As imagens de segurança registraram a mulher entrando na loja, do bairro Cachoeira do Bom Jesus, em Florianópolis. A autora do crime solicitou o serviço de troca de tela ao atendente. O jovem respondeu que a loja não realizava esse trabalho e indicou outro estabelecimento perto do local. Insatisfeita, a mulher reagiu com ofensas racistas ao rapaz.
Segundo o delegado Pedro Mendes, diretor de Polícia da Grande Florianópolis, o inquérito está com o MPSC para a avaliação da entidade. “Diante da repercussão e da gravidade dos fatos também, foi falado com o delegado da 7ª Delegacia de Polícia, foram ouvidos a vítima e a autora, a imagem do vídeo foi coletada e juntada ao inquérito policial. O inquérito já foi concluído, remetido ao fórum para apreciação do Ministério Público e a autora foi indiciada pelo crime de racismo”, explicou.
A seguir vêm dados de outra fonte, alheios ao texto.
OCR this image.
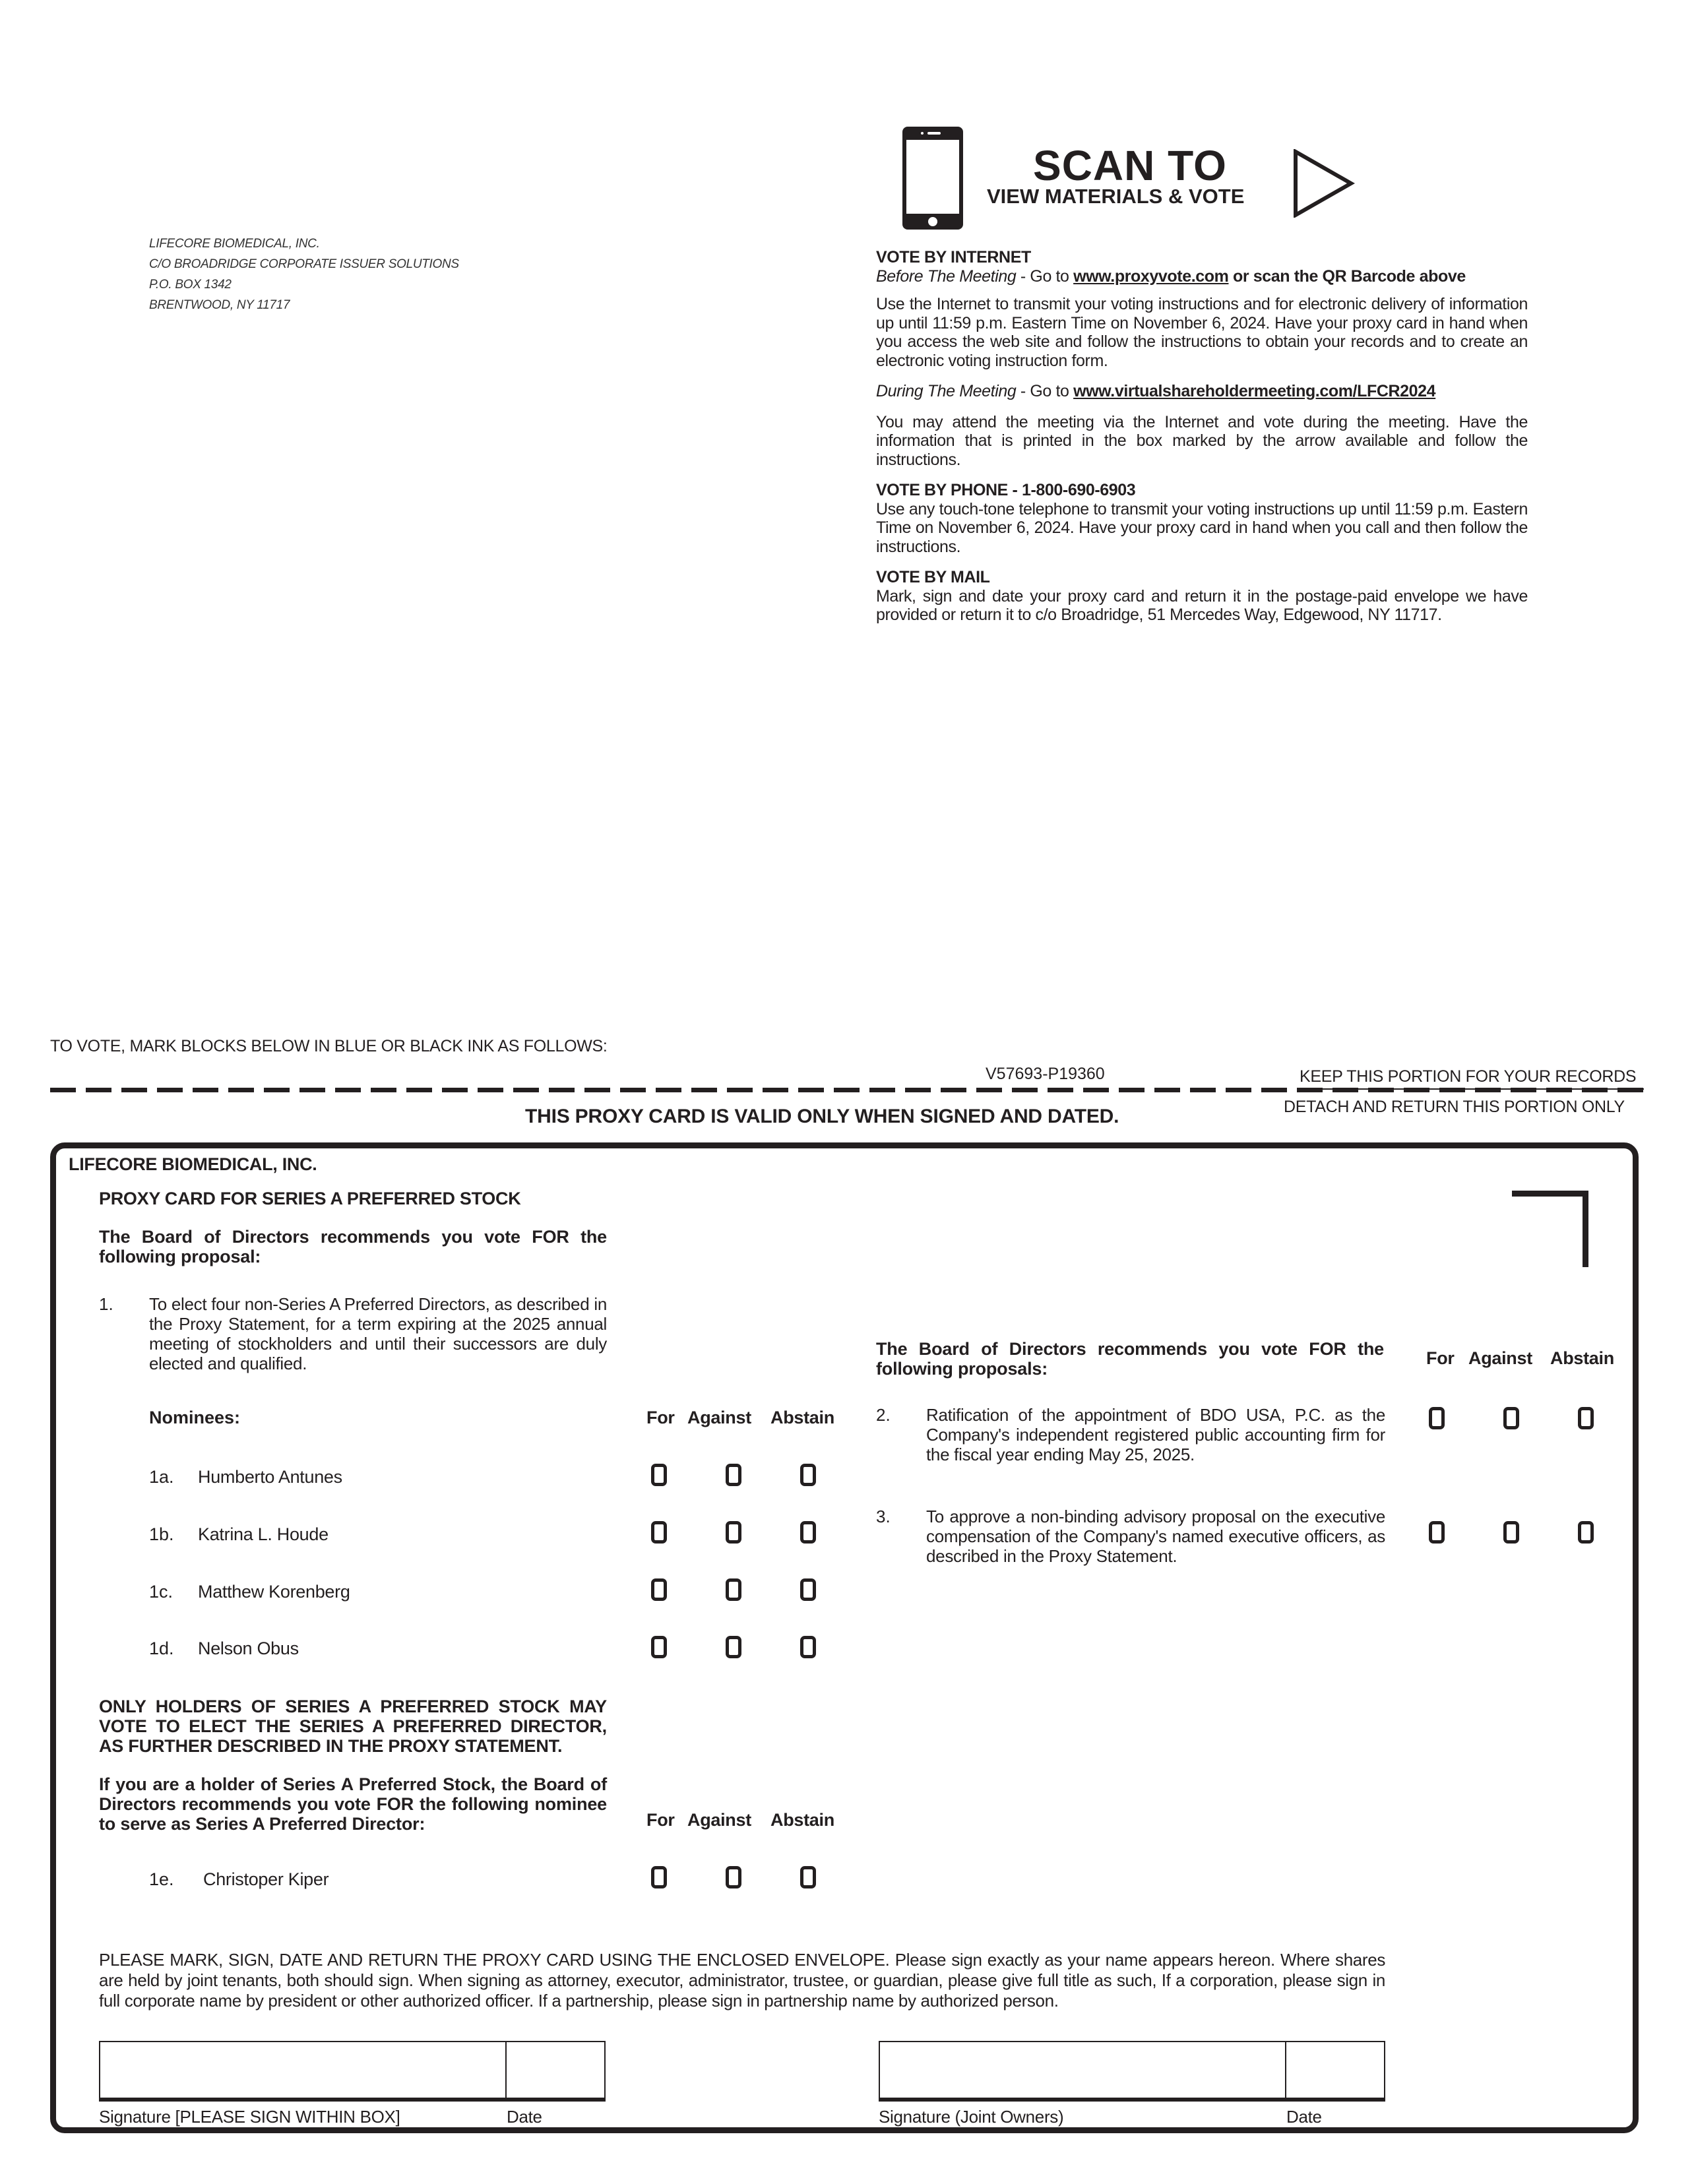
LIFECORE BIOMEDICAL, INC.
C/O BROADRIDGE CORPORATE ISSUER SOLUTIONS
P.O. BOX 1342
BRENTWOOD, NY 11717
SCAN TO
VIEW MATERIALS & VOTE
VOTE BY INTERNET
Before The Meeting - Go to www.proxyvote.com or scan the QR Barcode above

Use the Internet to transmit your voting instructions and for electronic delivery of information up until 11:59 p.m. Eastern Time on November 6, 2024. Have your proxy card in hand when you access the web site and follow the instructions to obtain your records and to create an electronic voting instruction form.

During The Meeting - Go to www.virtualshareholdermeeting.com/LFCR2024

You may attend the meeting via the Internet and vote during the meeting. Have the information that is printed in the box marked by the arrow available and follow the instructions.

VOTE BY PHONE - 1-800-690-6903

Use any touch-tone telephone to transmit your voting instructions up until 11:59 p.m. Eastern Time on November 6, 2024. Have your proxy card in hand when you call and then follow the instructions.

VOTE BY MAIL

Mark, sign and date your proxy card and return it in the postage-paid envelope we have provided or return it to c/o Broadridge, 51 Mercedes Way, Edgewood, NY 11717.

TO VOTE, MARK BLOCKS BELOW IN BLUE OR BLACK INK AS FOLLOWS:
V57693-P19360	KEEP THIS PORTION FOR YOUR RECORDS
DETACH AND RETURN THIS PORTION ONLY
THIS PROXY CARD IS VALID ONLY WHEN SIGNED AND DATED.
LIFECORE BIOMEDICAL, INC.
PROXY CARD FOR SERIES A PREFERRED STOCK
The Board of Directors recommends you vote FOR the following proposal:
1. To elect four non-Series A Preferred Directors, as described in the Proxy Statement, for a term expiring at the 2025 annual meeting of stockholders and until their successors are duly elected and qualified.
Nominees:	For Against Abstain
1a. Humberto Antunes
1b. Katrina L. Houde
1c. Matthew Korenberg
1d. Nelson Obus
ONLY HOLDERS OF SERIES A PREFERRED STOCK MAY VOTE TO ELECT THE SERIES A PREFERRED DIRECTOR, AS FURTHER DESCRIBED IN THE PROXY STATEMENT.
If you are a holder of Series A Preferred Stock, the Board of Directors recommends you vote FOR the following nominee to serve as Series A Preferred Director:	For Against Abstain
1e. Christoper Kiper
The Board of Directors recommends you vote FOR the following proposals:
For Against Abstain
2. Ratification of the appointment of BDO USA, P.C. as the Company's independent registered public accounting firm for the fiscal year ending May 25, 2025.
3. To approve a non-binding advisory proposal on the executive compensation of the Company's named executive officers, as described in the Proxy Statement.
PLEASE MARK, SIGN, DATE AND RETURN THE PROXY CARD USING THE ENCLOSED ENVELOPE. Please sign exactly as your name appears hereon. Where shares are held by joint tenants, both should sign. When signing as attorney, executor, administrator, trustee, or guardian, please give full title as such, If a corporation, please sign in full corporate name by president or other authorized officer. If a partnership, please sign in partnership name by authorized person.
Signature [PLEASE SIGN WITHIN BOX]	Date	Signature (Joint Owners)	Date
O jovem Dennys Evangelista da Silva, de 18 anos, estava trabalhando em uma loja de eletrônicos, no Norte da Ilha, quando foi vítima do crime em Florianópolis. Enquanto deixava o estabelecimento, uma cliente proferiu uma fala pejorativa e disse também que “não gosta de nego”. A cena foi gravada, em áudio e imagem, por câmeras de monitoramento do local. O atendente da loja de eletrônicos contou, em entrevista, que sofreu com a violência proferida pela mulher e que chorou muito com o acontecido. “Eu já tive muitos dias ruins, mas esse nem se compara. Eu cheguei em casa e só queria chorar”, contou à reportagem.
A proprietária do estabelecimento contou que esta não foi a primeira vez que esse tipo de comentário foi feito dentro da loja. Ela reforçou que não deixará a situação ficar impune. “É inadmissível, em 2026, a gente estar vivendo atos de racismo. Não tem como! Pessoas assim têm que ser expostas, tem que pagar. A gente não tem nem o que falar”, afirmou Mirian Colferai, responsável pela loja.